As many of us, this is an unanswered question for the moment. There is no conclusive study demonstrating the potential beneficial effect of calcimimetic on bone metabolism. The results of the ongoing trial BONAFIDE will surely answer that question.
The incidence of skeletal fracture was reduced by 50% in the post-hoc analysis published by Cunningham et al KI 2005, which is in accord with the answer recorded here.
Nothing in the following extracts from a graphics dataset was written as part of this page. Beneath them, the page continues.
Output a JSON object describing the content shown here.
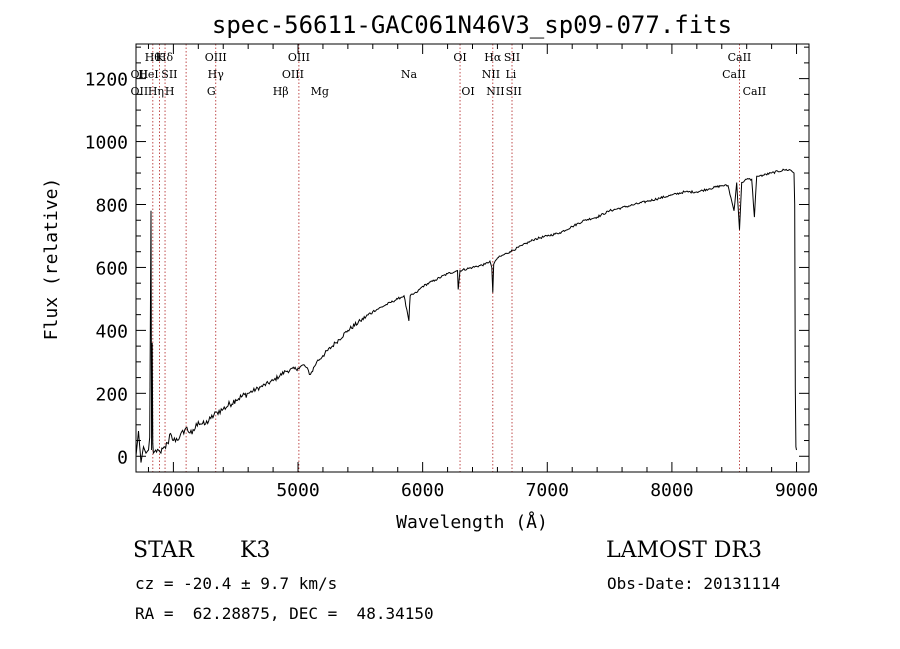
{
  "chart_data": {
    "type": "line",
    "title": "spec-56611-GAC061N46V3_sp09-077.fits",
    "xlabel": "Wavelength (Å)",
    "ylabel": "Flux (relative)",
    "xlim": [
      3700,
      9100
    ],
    "ylim": [
      -50,
      1310
    ],
    "x_ticks": [
      4000,
      5000,
      6000,
      7000,
      8000,
      9000
    ],
    "y_ticks": [
      0,
      200,
      400,
      600,
      800,
      1000,
      1200
    ],
    "grid": false,
    "series": [
      {
        "name": "flux",
        "x": [
          3700,
          3720,
          3740,
          3760,
          3780,
          3800,
          3810,
          3820,
          3825,
          3830,
          3835,
          3840,
          3850,
          3880,
          3900,
          3930,
          3960,
          3970,
          4000,
          4050,
          4100,
          4150,
          4200,
          4250,
          4300,
          4350,
          4400,
          4500,
          4600,
          4700,
          4800,
          4900,
          5000,
          5050,
          5100,
          5150,
          5200,
          5300,
          5400,
          5500,
          5600,
          5700,
          5800,
          5850,
          5890,
          5895,
          5900,
          5950,
          6000,
          6100,
          6200,
          6280,
          6285,
          6300,
          6400,
          6500,
          6540,
          6555,
          6563,
          6570,
          6600,
          6700,
          6800,
          6900,
          7000,
          7100,
          7200,
          7300,
          7400,
          7500,
          7600,
          7700,
          7800,
          7900,
          8000,
          8100,
          8200,
          8300,
          8400,
          8450,
          8498,
          8520,
          8542,
          8560,
          8600,
          8640,
          8662,
          8680,
          8700,
          8800,
          8900,
          8950,
          8980,
          8985,
          8990,
          8995,
          9000
        ],
        "values": [
          0,
          80,
          -20,
          30,
          10,
          20,
          60,
          780,
          20,
          360,
          40,
          10,
          15,
          20,
          10,
          30,
          40,
          70,
          50,
          60,
          90,
          70,
          110,
          100,
          120,
          140,
          150,
          180,
          200,
          220,
          240,
          270,
          280,
          290,
          260,
          300,
          320,
          360,
          400,
          430,
          460,
          480,
          500,
          510,
          430,
          480,
          510,
          520,
          540,
          560,
          580,
          590,
          530,
          590,
          600,
          610,
          620,
          600,
          520,
          610,
          630,
          650,
          670,
          690,
          700,
          710,
          730,
          750,
          760,
          780,
          790,
          800,
          810,
          820,
          830,
          840,
          840,
          850,
          860,
          860,
          780,
          870,
          720,
          870,
          880,
          880,
          760,
          890,
          890,
          900,
          910,
          910,
          900,
          800,
          220,
          30,
          20
        ]
      }
    ],
    "spectral_lines": [
      {
        "wl": 3835,
        "label": "Hθ",
        "row": 0
      },
      {
        "wl": 3889,
        "label": "K",
        "row": 0
      },
      {
        "wl": 3933,
        "label": "Hδ",
        "row": 0
      },
      {
        "wl": 4102,
        "label": "",
        "row": 0
      },
      {
        "wl": 4340,
        "label": "OIII",
        "row": 0
      },
      {
        "wl": 5007,
        "label": "OIII",
        "row": 0
      },
      {
        "wl": 6300,
        "label": "OI",
        "row": 0
      },
      {
        "wl": 6563,
        "label": "Hα",
        "row": 0
      },
      {
        "wl": 6717,
        "label": "SII",
        "row": 0
      },
      {
        "wl": 8542,
        "label": "CaII",
        "row": 0
      },
      {
        "wl": 3727,
        "label": "OII",
        "row": 1
      },
      {
        "wl": 3800,
        "label": "HeI",
        "row": 1
      },
      {
        "wl": 3968,
        "label": "SII",
        "row": 1
      },
      {
        "wl": 4340,
        "label": "Hγ",
        "row": 1
      },
      {
        "wl": 4959,
        "label": "OIII",
        "row": 1
      },
      {
        "wl": 5890,
        "label": "Na",
        "row": 1
      },
      {
        "wl": 6548,
        "label": "NII",
        "row": 1
      },
      {
        "wl": 6708,
        "label": "Li",
        "row": 1
      },
      {
        "wl": 8498,
        "label": "CaII",
        "row": 1
      },
      {
        "wl": 3727,
        "label": "OII",
        "row": 2
      },
      {
        "wl": 3860,
        "label": "Hη",
        "row": 2
      },
      {
        "wl": 3970,
        "label": "H",
        "row": 2
      },
      {
        "wl": 4304,
        "label": "G",
        "row": 2
      },
      {
        "wl": 4861,
        "label": "Hβ",
        "row": 2
      },
      {
        "wl": 5175,
        "label": "Mg",
        "row": 2
      },
      {
        "wl": 6364,
        "label": "OI",
        "row": 2
      },
      {
        "wl": 6584,
        "label": "NII",
        "row": 2
      },
      {
        "wl": 6731,
        "label": "SII",
        "row": 2
      },
      {
        "wl": 8662,
        "label": "CaII",
        "row": 2
      }
    ]
  },
  "info": {
    "object_class": "STAR",
    "subclass": "K3",
    "survey": "LAMOST DR3",
    "redshift": "cz = -20.4 ± 9.7 km/s",
    "obs_date": "Obs-Date: 20131114",
    "coords": "RA =  62.28875, DEC =  48.34150"
  }
}
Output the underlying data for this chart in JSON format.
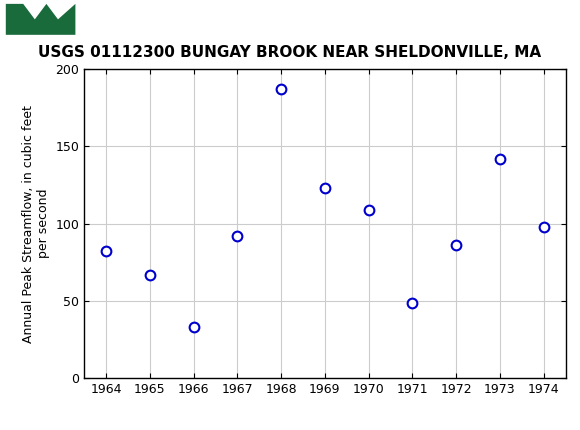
{
  "title": "USGS 01112300 BUNGAY BROOK NEAR SHELDONVILLE, MA",
  "ylabel": "Annual Peak Streamflow, in cubic feet\nper second",
  "years": [
    1964,
    1965,
    1966,
    1967,
    1968,
    1969,
    1970,
    1971,
    1972,
    1973,
    1974
  ],
  "values": [
    82,
    67,
    33,
    92,
    187,
    123,
    109,
    49,
    86,
    142,
    98
  ],
  "xlim": [
    1963.5,
    1974.5
  ],
  "ylim": [
    0,
    200
  ],
  "xticks": [
    1964,
    1965,
    1966,
    1967,
    1968,
    1969,
    1970,
    1971,
    1972,
    1973,
    1974
  ],
  "yticks": [
    0,
    50,
    100,
    150,
    200
  ],
  "marker_color": "#0000cc",
  "marker_size": 7,
  "marker_linewidth": 1.5,
  "header_bg_color": "#1a6b3c",
  "header_text_color": "#ffffff",
  "grid_color": "#cccccc",
  "bg_color": "#ffffff",
  "title_fontsize": 11,
  "ylabel_fontsize": 9,
  "tick_fontsize": 9
}
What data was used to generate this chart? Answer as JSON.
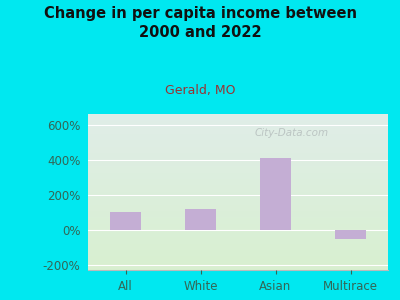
{
  "title": "Change in per capita income between\n2000 and 2022",
  "subtitle": "Gerald, MO",
  "categories": [
    "All",
    "White",
    "Asian",
    "Multirace"
  ],
  "values": [
    100,
    120,
    410,
    -55
  ],
  "bar_color": "#c4aed4",
  "background_outer": "#00e8f0",
  "title_color": "#111111",
  "subtitle_color": "#993333",
  "tick_label_color": "#336655",
  "ylabel_ticks": [
    -200,
    0,
    200,
    400,
    600
  ],
  "ylim": [
    -230,
    660
  ],
  "watermark": "City-Data.com",
  "gradient_top": "#e0ede8",
  "gradient_bottom": "#d8f0d0"
}
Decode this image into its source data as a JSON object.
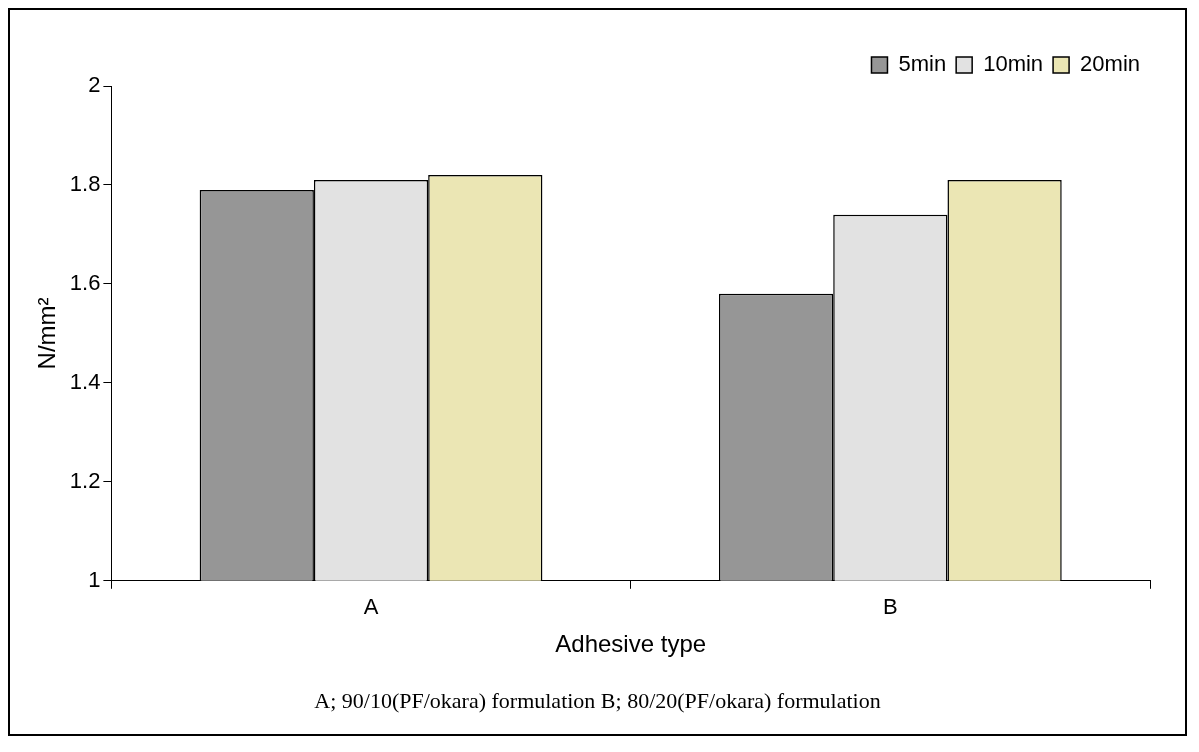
{
  "chart_data": {
    "type": "bar",
    "xlabel": "Adhesive type",
    "ylabel": "N/mm²",
    "categories": [
      "A",
      "B"
    ],
    "series": [
      {
        "name": "5min",
        "color": "#969696",
        "values": [
          1.79,
          1.58
        ]
      },
      {
        "name": "10min",
        "color": "#e2e2e2",
        "values": [
          1.81,
          1.74
        ]
      },
      {
        "name": "20min",
        "color": "#ebe6b4",
        "values": [
          1.82,
          1.81
        ]
      }
    ],
    "ylim": [
      1,
      2
    ],
    "yticks": [
      1,
      1.2,
      1.4,
      1.6,
      1.8,
      2
    ],
    "legend": "top right",
    "annotations": [
      "A; 90/10(PF/okara) formulation B; 80/20(PF/okara) formulation"
    ]
  }
}
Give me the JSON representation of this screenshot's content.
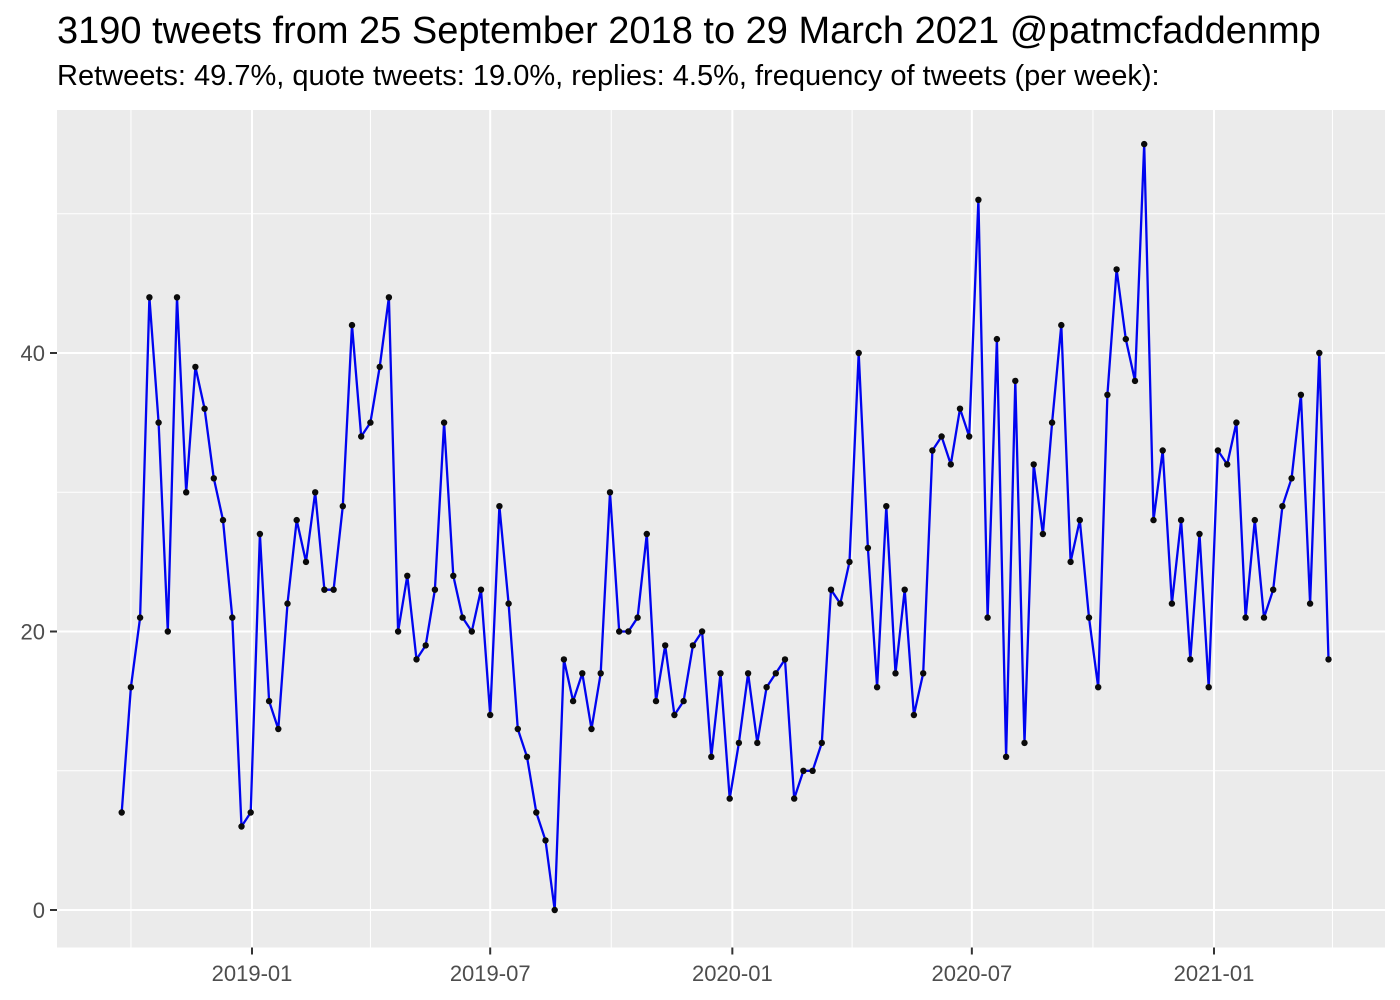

Seventy percent considered that the calcimimetics might reduce the risk of cardiovascular calcifications. This answer is surely motivates by the results of the ADVANCE study, even if they did not meet the primary end-point. However, they demonstrated a clear tendency to a slower progression of the score of calcification in the coronary arteries, aorta, and cardiac valves.
One third considered that the calcimimetics might improve patient survival in dialysis. The definitive answer to that question will be soon available with the end of the EVOLVE study the next year.